Sunday, 31 May 2015

Pie Charts and Proportions

Just a quick post today - spent most of yesterday planning for teaching pie charts to Year 8 this week (set 4 of 5 in that half of the year group). After a fairly standard drawing pie charts and a fairly standard interpreting pie charts (i.e. basically being able to recreate the frequency table given a piece of information) we are going for a bit more understanding about the proportionality behind pie charts. The two resources I had on pie charts and algebra I am saving for GCSE, but I did design a nice activity as part of a RAG worksheet that I will use (it is the Amber activity, with the Red being some simple write down the proportions shown and the Green being a lovely former Edexcel exam question comparing two pie charts). The link to the whole sheet is here but here is the part I designed:

"These pie charts show the car colours in two different car parks.
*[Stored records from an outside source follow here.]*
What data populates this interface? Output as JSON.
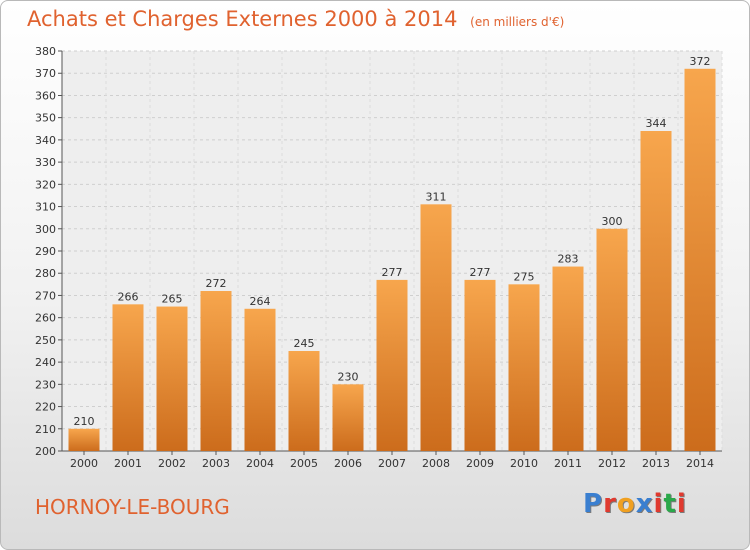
{
  "header": {
    "title": "Achats et Charges Externes 2000 à 2014",
    "unit": "(en milliers d'€)"
  },
  "footer": {
    "place": "HORNOY-LE-BOURG",
    "logo": "Proxiti",
    "logo_colors": [
      "#3a7fd0",
      "#e03a2f",
      "#f0a020",
      "#3a7fd0",
      "#e03a2f",
      "#2aa84a",
      "#e03a2f"
    ]
  },
  "colors": {
    "accent": "#e0622f",
    "bar_top": "#f7a64d",
    "bar_bottom": "#cc6c1c"
  },
  "chart_data": {
    "type": "bar",
    "categories": [
      "2000",
      "2001",
      "2002",
      "2003",
      "2004",
      "2005",
      "2006",
      "2007",
      "2008",
      "2009",
      "2010",
      "2011",
      "2012",
      "2013",
      "2014"
    ],
    "values": [
      210,
      266,
      265,
      272,
      264,
      245,
      230,
      277,
      311,
      277,
      275,
      283,
      300,
      344,
      372
    ],
    "title": "Achats et Charges Externes 2000 à 2014",
    "ylim": [
      200,
      380
    ],
    "ytick_step": 10,
    "grid": true,
    "data_labels": true
  }
}
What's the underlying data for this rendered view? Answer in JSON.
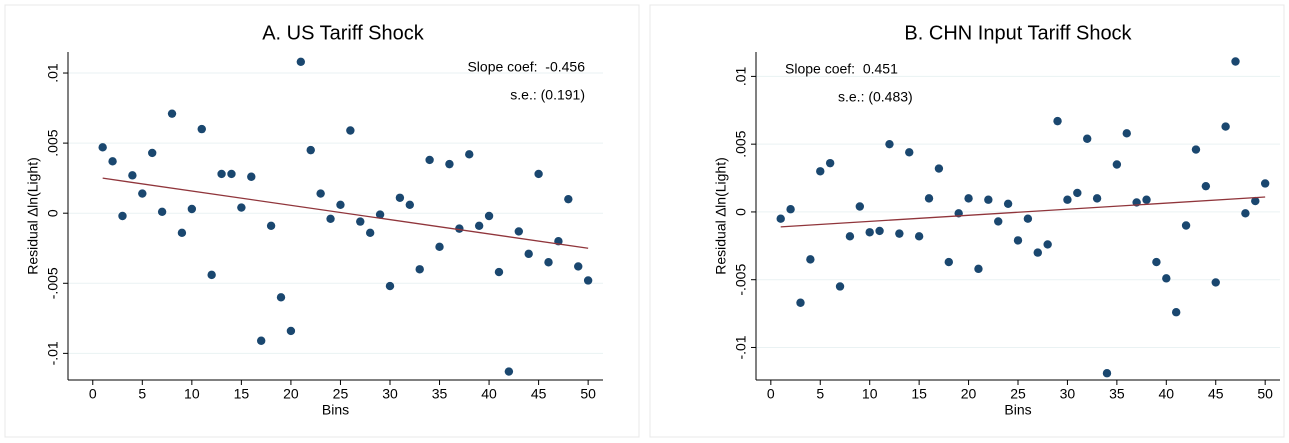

Say whether these statements are true, false or whether you cannot be sure from the given information:
a) The number of blue cars in the first car park is more than in the second car park.
b) The proportion of blue cars in the first car park is more than in the second car park.
c) The number of black cars in the first car park is more than in the second car park.
d) The proportion of red cars is the same in both car parks.
e) The largest proportion of cars in either car park are of white cars.
f) The smallest proportion of cars in either car park are of yellow cars.
g) The smallest number of cars in either car park are of yellow cars.
h) The largest number of cars in both car parks combined are red cars."

What I really like here is that pupils have to focus on whether or not there is enough information to answer the question, which puts a nice twist on the way we ask pupils about data and about maths in general. I think I will adapt this for different some other topics; I can see it being powerful to reinforce the idea of unknowns in algebra and whether you can get a numerical answer or not.